I got to direct all by myself today. It was actually pretty nice, although I hate the song and I hate making the cast do things they hate doing because I understand how it is... and I have such conflict with people joking around and me having to be focused and keep the work going, when I would just as soon be joking around with them. I did feel like people respected me a little bit at least, and I had a lot of people watching my back, so it was nice. And I had two very nice boys compliment me this evening... yay for them. I guess there was a third boy, but he didn't think of it all on his own... he's a jerk really, I don't know why I talk to him. ;) But thanks to Taylor and Chris for the love.

I managed to get some seemingly correct answers on my Physics quizz. I am amazed at my lack of homework completion and being able to match answers with the likes of Michelle and Stacey. I'm sure it won't be the greatest quizz ever, but they never are.

Tomorrow is Ben Folds. Thursday is first night of break, and Mongolian Barbeque. Friday is first day off and Liz's rockin' party... and this weekend is just me and my brother at home, and a good portion of time at work! Yes! So much to look forward to. I'm also looking forward to some quality hanging out time with E.O. So she hopes at least... SPRING BREAK APPROACHES! YES!

Sigh, I wish I wasn't so confusing to people... I suppose they love me enough despite it... but that whole insecurity thing finds me a bit concerned at the moment. But, alas, moody me can't do much about it. Don't think about it.

Take me there... I wanna go there...

Thursday, April 10, 2003

So, here we are again, I'll just list random crap that's happened or going on with me...

1. Key Club Convention: I went there Fri-Sat-Sun last weekend.

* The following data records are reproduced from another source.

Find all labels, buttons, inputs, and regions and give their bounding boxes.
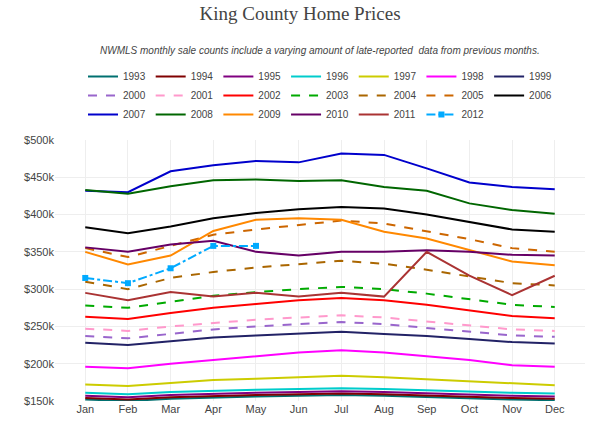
svg-text:2002: 2002 bbox=[258, 90, 281, 101]
svg-text:Feb: Feb bbox=[118, 403, 137, 415]
svg-text:NWMLS monthly sale counts incl: NWMLS monthly sale counts include a vary… bbox=[100, 45, 540, 56]
svg-text:1998: 1998 bbox=[461, 71, 484, 82]
svg-text:Oct: Oct bbox=[461, 403, 478, 415]
svg-text:$400k: $400k bbox=[24, 208, 54, 220]
svg-text:Apr: Apr bbox=[205, 403, 222, 415]
svg-text:2006: 2006 bbox=[529, 90, 552, 101]
svg-text:May: May bbox=[246, 403, 267, 415]
svg-text:Mar: Mar bbox=[161, 403, 180, 415]
svg-text:Jan: Jan bbox=[76, 403, 94, 415]
svg-text:2010: 2010 bbox=[326, 109, 349, 120]
svg-text:1997: 1997 bbox=[394, 71, 417, 82]
svg-text:$350k: $350k bbox=[24, 246, 54, 258]
svg-text:Nov: Nov bbox=[502, 403, 522, 415]
svg-text:Dec: Dec bbox=[545, 403, 565, 415]
svg-text:$200k: $200k bbox=[24, 358, 54, 370]
svg-text:2009: 2009 bbox=[258, 109, 281, 120]
svg-text:$250k: $250k bbox=[24, 320, 54, 332]
svg-text:1999: 1999 bbox=[529, 71, 552, 82]
svg-text:1994: 1994 bbox=[191, 71, 214, 82]
svg-text:$300k: $300k bbox=[24, 283, 54, 295]
svg-text:2003: 2003 bbox=[326, 90, 349, 101]
svg-text:1993: 1993 bbox=[123, 71, 146, 82]
svg-text:Aug: Aug bbox=[374, 403, 394, 415]
svg-text:Sep: Sep bbox=[417, 403, 437, 415]
svg-text:Jun: Jun bbox=[290, 403, 308, 415]
svg-text:2005: 2005 bbox=[461, 90, 484, 101]
svg-text:2004: 2004 bbox=[394, 90, 417, 101]
svg-text:$500k: $500k bbox=[24, 134, 54, 146]
svg-text:2011: 2011 bbox=[394, 109, 416, 120]
svg-text:Jul: Jul bbox=[334, 403, 348, 415]
svg-text:$150k: $150k bbox=[24, 395, 54, 407]
svg-text:$450k: $450k bbox=[24, 171, 54, 183]
svg-text:2012: 2012 bbox=[461, 109, 484, 120]
svg-text:King County Home Prices: King County Home Prices bbox=[199, 3, 400, 24]
svg-text:2008: 2008 bbox=[191, 109, 214, 120]
svg-text:2007: 2007 bbox=[123, 109, 146, 120]
svg-text:1995: 1995 bbox=[258, 71, 281, 82]
svg-text:1996: 1996 bbox=[326, 71, 349, 82]
svg-text:2000: 2000 bbox=[123, 90, 146, 101]
svg-text:2001: 2001 bbox=[191, 90, 214, 101]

It wasn't as bad as it could have been, which actually means that I had a goood time.. due to my sad prospects for the weekend. Highlights include: the new Spirit Rally on Friday night, Steak-n-Shake, the excellent service at "HAMBURGERS" late at night, talking in bed about everything til too late, seeing Nick on stage etc, Scott Greenberg (the speaker), going out to O'Shaugnessy's (excellent restaurant), taking naps!, getting pretty for Banquet/Ball, hot guitar boy that didn't win :(, getting to escort Nick and slow dance fun with him, they pronounced my name correctly!!!, the Alyward's awesome suite, knowing all the ghetto songs at the ball, strange eggs and breakfast mashed potatoes... :)

2. Lynnette's Recital: I went to that Sunday night. I'm a misbehaved young lady and I need to get myself in check. MAMMA MIA! I'm glad I'm not at Beck... and I love my singing peeps... ;) Oh, and my mom says schizophrenia runs in the family and she hopes I never start drinking.

3. School: sucks.

4. Paid: for bunches of stuff at school, yearbook, senior crap etc.... loads off my back. But still much more money must be spent, hooray!

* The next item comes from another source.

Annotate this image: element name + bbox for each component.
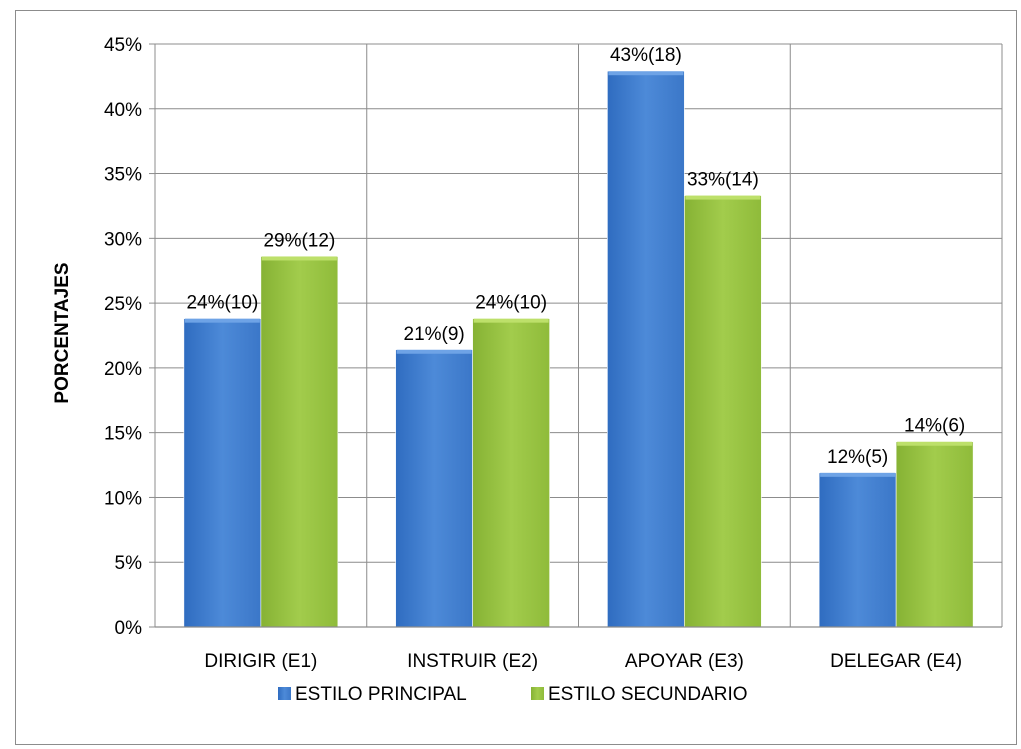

5. Prom: I got my dress on Tuesday! Yay! It's fuscia... yeah I know, it's pretty though... I'm going with Ned, to kill all the suspense... or lack there of. Hopefully everything else will go smoothly. Ugh.

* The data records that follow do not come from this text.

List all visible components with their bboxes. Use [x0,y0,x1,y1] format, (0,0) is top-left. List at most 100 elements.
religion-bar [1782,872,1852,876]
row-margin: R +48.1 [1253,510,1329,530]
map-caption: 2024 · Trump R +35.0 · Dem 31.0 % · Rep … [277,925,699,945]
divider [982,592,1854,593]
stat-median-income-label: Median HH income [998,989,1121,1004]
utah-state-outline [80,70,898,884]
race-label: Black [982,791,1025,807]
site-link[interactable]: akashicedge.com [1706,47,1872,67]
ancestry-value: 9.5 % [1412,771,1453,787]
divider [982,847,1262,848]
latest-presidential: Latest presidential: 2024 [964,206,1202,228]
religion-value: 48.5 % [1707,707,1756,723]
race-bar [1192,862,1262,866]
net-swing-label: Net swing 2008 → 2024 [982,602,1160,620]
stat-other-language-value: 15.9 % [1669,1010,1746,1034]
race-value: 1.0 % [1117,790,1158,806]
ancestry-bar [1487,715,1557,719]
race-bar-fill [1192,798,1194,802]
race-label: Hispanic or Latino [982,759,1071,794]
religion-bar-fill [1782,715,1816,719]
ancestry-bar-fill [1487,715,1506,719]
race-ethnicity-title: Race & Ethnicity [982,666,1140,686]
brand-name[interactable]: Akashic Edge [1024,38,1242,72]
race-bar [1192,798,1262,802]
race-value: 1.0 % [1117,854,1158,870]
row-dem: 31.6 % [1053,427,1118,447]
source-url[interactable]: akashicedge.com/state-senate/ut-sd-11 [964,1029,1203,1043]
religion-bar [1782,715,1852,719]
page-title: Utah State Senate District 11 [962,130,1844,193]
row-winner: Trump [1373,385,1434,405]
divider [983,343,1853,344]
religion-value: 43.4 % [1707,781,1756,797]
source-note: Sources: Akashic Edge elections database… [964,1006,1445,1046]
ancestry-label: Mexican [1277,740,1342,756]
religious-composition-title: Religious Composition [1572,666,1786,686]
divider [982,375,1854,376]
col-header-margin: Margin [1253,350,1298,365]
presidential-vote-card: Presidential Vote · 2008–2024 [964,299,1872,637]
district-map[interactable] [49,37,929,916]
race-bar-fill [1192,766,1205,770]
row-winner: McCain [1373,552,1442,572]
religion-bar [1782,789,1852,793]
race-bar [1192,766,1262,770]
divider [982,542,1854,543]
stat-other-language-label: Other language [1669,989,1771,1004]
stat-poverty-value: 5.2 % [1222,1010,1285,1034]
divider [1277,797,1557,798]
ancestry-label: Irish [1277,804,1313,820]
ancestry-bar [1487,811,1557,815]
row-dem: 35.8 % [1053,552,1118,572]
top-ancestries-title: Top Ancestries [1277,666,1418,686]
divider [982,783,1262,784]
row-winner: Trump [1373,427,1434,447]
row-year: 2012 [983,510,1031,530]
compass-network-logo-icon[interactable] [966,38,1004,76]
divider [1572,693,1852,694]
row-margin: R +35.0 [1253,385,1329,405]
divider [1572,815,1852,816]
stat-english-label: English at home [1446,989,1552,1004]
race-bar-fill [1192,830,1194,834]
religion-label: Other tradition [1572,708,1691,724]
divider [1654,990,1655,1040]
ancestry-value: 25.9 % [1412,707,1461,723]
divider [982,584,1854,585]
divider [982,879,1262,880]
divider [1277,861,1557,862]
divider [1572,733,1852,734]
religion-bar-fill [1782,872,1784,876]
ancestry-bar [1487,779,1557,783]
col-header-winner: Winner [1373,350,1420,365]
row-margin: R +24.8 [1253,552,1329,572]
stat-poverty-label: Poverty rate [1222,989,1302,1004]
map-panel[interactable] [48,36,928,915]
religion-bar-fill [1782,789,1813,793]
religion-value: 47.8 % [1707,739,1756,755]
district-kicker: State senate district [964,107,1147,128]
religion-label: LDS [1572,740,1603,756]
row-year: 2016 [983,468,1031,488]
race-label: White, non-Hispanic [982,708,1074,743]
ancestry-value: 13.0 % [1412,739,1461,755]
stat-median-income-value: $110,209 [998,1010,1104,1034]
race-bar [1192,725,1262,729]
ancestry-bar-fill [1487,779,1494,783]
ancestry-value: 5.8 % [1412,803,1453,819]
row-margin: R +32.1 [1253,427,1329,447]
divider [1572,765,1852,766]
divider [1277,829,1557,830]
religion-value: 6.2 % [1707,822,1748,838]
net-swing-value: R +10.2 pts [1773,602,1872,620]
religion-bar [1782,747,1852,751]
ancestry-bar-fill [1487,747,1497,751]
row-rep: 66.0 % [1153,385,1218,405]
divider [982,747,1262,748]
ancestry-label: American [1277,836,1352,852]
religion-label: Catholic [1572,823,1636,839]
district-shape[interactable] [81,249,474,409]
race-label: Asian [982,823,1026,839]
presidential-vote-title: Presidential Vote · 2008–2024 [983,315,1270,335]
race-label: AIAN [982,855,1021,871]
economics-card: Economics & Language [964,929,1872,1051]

6. Stress Relief Day: I went on that fieldtrip to a rockin' hotel to learn how to de-stress in life. Yoga is so freaking cool! I want to take classes from Bhumi... she's so sweet. I had an excellent day, complete with Caribou before rehearsal.

7. Break: I need a break. I take a break every single day, but I need an official one. Actually, I need to catch up and then have a break. But I want the catching up to feel like a break. Who's got the power?

8. Work: Yay! My place of employment opens up again THIS WEEKEND. I'm so pumped... summer here I come, money, icecream, ahh the good life. Haha. Yeah it's sad. I just really want to be doing something that I feel good about, in only that way that work can make you feel. Yeah I'm crazy. I like my job.

9. Clubs and such: It's really funny cause I struggle to place my feelings in terms of Barnstormers, the show, Key Club... etc. They just are... at this moment, it's how it is I guess.

Nine's a good number. My favorite in fact.

Comment inspiration: What's one song that you think fits me? (Inspired by Chelsea's "Short Skirt, Long Jacket" by Cake)

Friday, April 04, 2003

Weekend at Key Club Convention in Columbus...

I'll miss you all muchly.... love to all.